9 Investigates: Female veterans fight against military sexual assaults

by: Stephanie Coueignoux Updated:

Loading
FAYETTEVILLE —

The number of women in the military is at an all-time high. But some female veterans are speaking out about what they call the darker side of service sexual assault.

Some of those women have PTSD, and are fighting the VA to recognize their condition.

Vivian Wallace was serving the Army when she was raped by another soldier at a base in Kansas. 

“He took a lot from me. He took my life,” Wallace said through tears. “It still gives you nightmares. It still makes you scared.”

That was 32 years ago.  Wallace was eventually diagnosed with PTSD and applied for veterans disability benefits. She said it took the Department of Veterans Affairs 10 years to even acknowledge her sexual assault- even though her attacker pleaded guilty and went to jail.

Wallace told Channel 9, “They said they couldn't find any records of that happening to me. One-hundred percent denied. No benefits."

Paul Goodson represents Wallace and dozens of other local female veterans fighting to get benefits for Military Sexual Trauma -- a form of PSTD.

Goodson told us he has come up against resistance from the VA time and time again. He said there seems to be a refusal to even acknowledge the issue.

Wallace said, “It really hurts that they put us to the side like that. We served our country.”

From October 2012 to September 2013, the Department of Defense received 5,061 reports of alleged sexual assault.

In 54 percent of those cases, both the suspects and the alleged victims were service members.

We contacted the VA. No one would talk with us on camera, but it gave us a statement saying it "has initiated additional training efforts and specialized handling procedures to ensure thorough, accurate, and timely processing of these claims."

In 2008, the VA awarded disability benefits to 26 percent of veterans who submitted a claim involving Military Sexual Trauma. In 2013, that increased to 50 percent. 

Eventually, the VA found Wallace’s records and gave her 70 percent of the maximum amount of disability benefits she could receive. She is now fighting to get 100 percent of those benefits.

Under the VA rating system, a veteran qualifies for 100 percent when they exhibit symptoms including "intermittent inability to perform activities of daily living" and "persistent delusions or hallucinations". 

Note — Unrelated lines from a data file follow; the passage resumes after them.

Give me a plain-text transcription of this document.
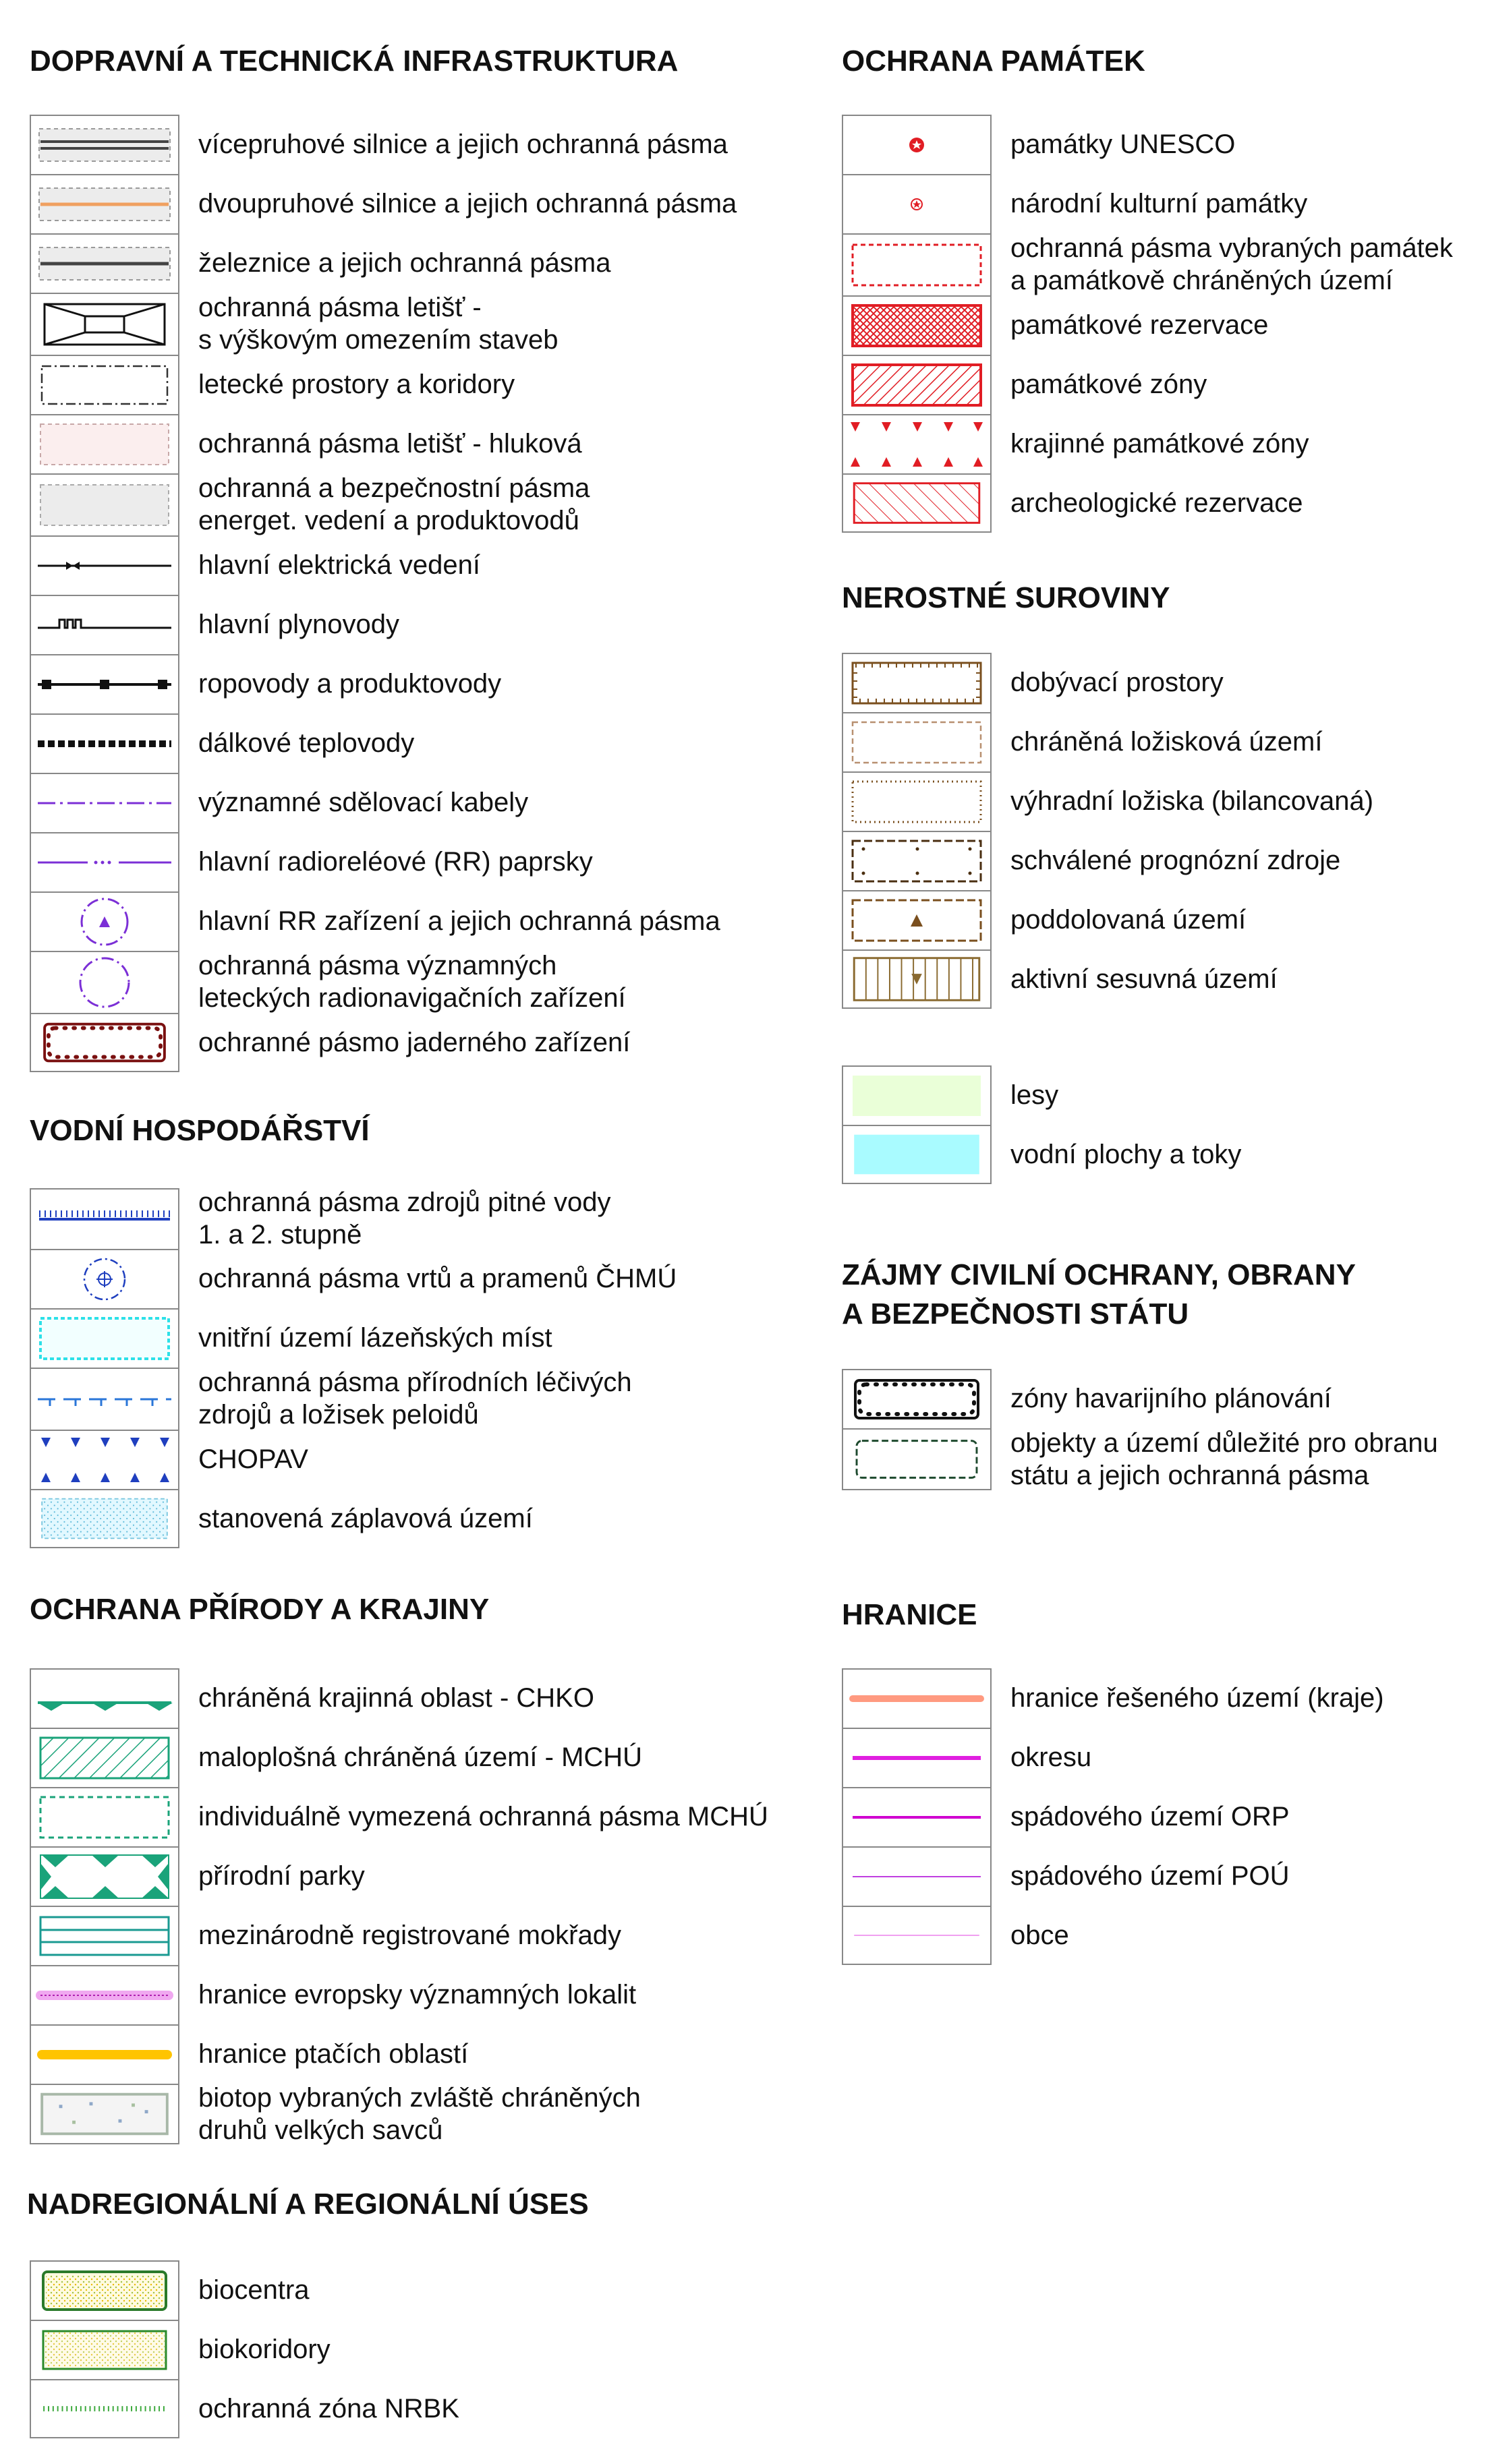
DOPRAVNÍ A TECHNICKÁ INFRASTRUKTURA
vícepruhové silnice a jejich ochranná pásma
dvoupruhové silnice a jejich ochranná pásma
železnice a jejich ochranná pásma
ochranná pásma letišť -
s výškovým omezením staveb
letecké prostory a koridory
ochranná pásma letišť - hluková
ochranná a bezpečnostní pásma
energet. vedení a produktovodů
hlavní elektrická vedení
hlavní plynovody
ropovody a produktovody
dálkové teplovody
významné sdělovací kabely
hlavní radioreléové (RR) paprsky
hlavní RR zařízení a jejich ochranná pásma
ochranná pásma významných
leteckých radionavigačních zařízení
ochranné pásmo jaderného zařízení
VODNÍ HOSPODÁŘSTVÍ
ochranná pásma zdrojů pitné vody
1. a 2. stupně
ochranná pásma vrtů a pramenů ČHMÚ
vnitřní území lázeňských míst
ochranná pásma přírodních léčivých
zdrojů a ložisek peloidů
CHOPAV
stanovená záplavová území
OCHRANA PŘÍRODY A KRAJINY
chráněná krajinná oblast - CHKO
maloplošná chráněná území - MCHÚ
individuálně vymezená ochranná pásma MCHÚ
přírodní parky
mezinárodně registrované mokřady
hranice evropsky významných lokalit
hranice ptačích oblastí
biotop vybraných zvláště chráněných
druhů velkých savců
NADREGIONÁLNÍ A REGIONÁLNÍ ÚSES
biocentra
biokoridory
ochranná zóna NRBK
OCHRANA PAMÁTEK
památky UNESCO
národní kulturní památky
ochranná pásma vybraných památek
a památkově chráněných území
památkové rezervace
památkové zóny
krajinné památkové zóny
archeologické rezervace
NEROSTNÉ SUROVINY
dobývací prostory
chráněná ložisková území
výhradní ložiska (bilancovaná)
schválené prognózní zdroje
poddolovaná území
aktivní sesuvná území
lesy
vodní plochy a toky
ZÁJMY CIVILNÍ OCHRANY, OBRANY
A BEZPEČNOSTI STÁTU
zóny havarijního plánování
objekty a území důležité pro obranu
státu a jejich ochranná pásma
HRANICE
hranice řešeného území (kraje)
okresu
spádového území ORP
spádového území POÚ
obce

Goodson told Channel 9, “As I have pointed to the VA more than once, their own records, within their own files right now, indicates Vivian is entitled to 100 percent.

Wallace said she refuses to be a victim. She's speaking out to help other veterans, “I hope these women don't give up. They have to keep fighting for this. This is the only way we're going to let the military know this is happening to us! Do something about it!”

In a statement, the VA told Channel 9 all military sexual assault related claims are now processed separately from other claims.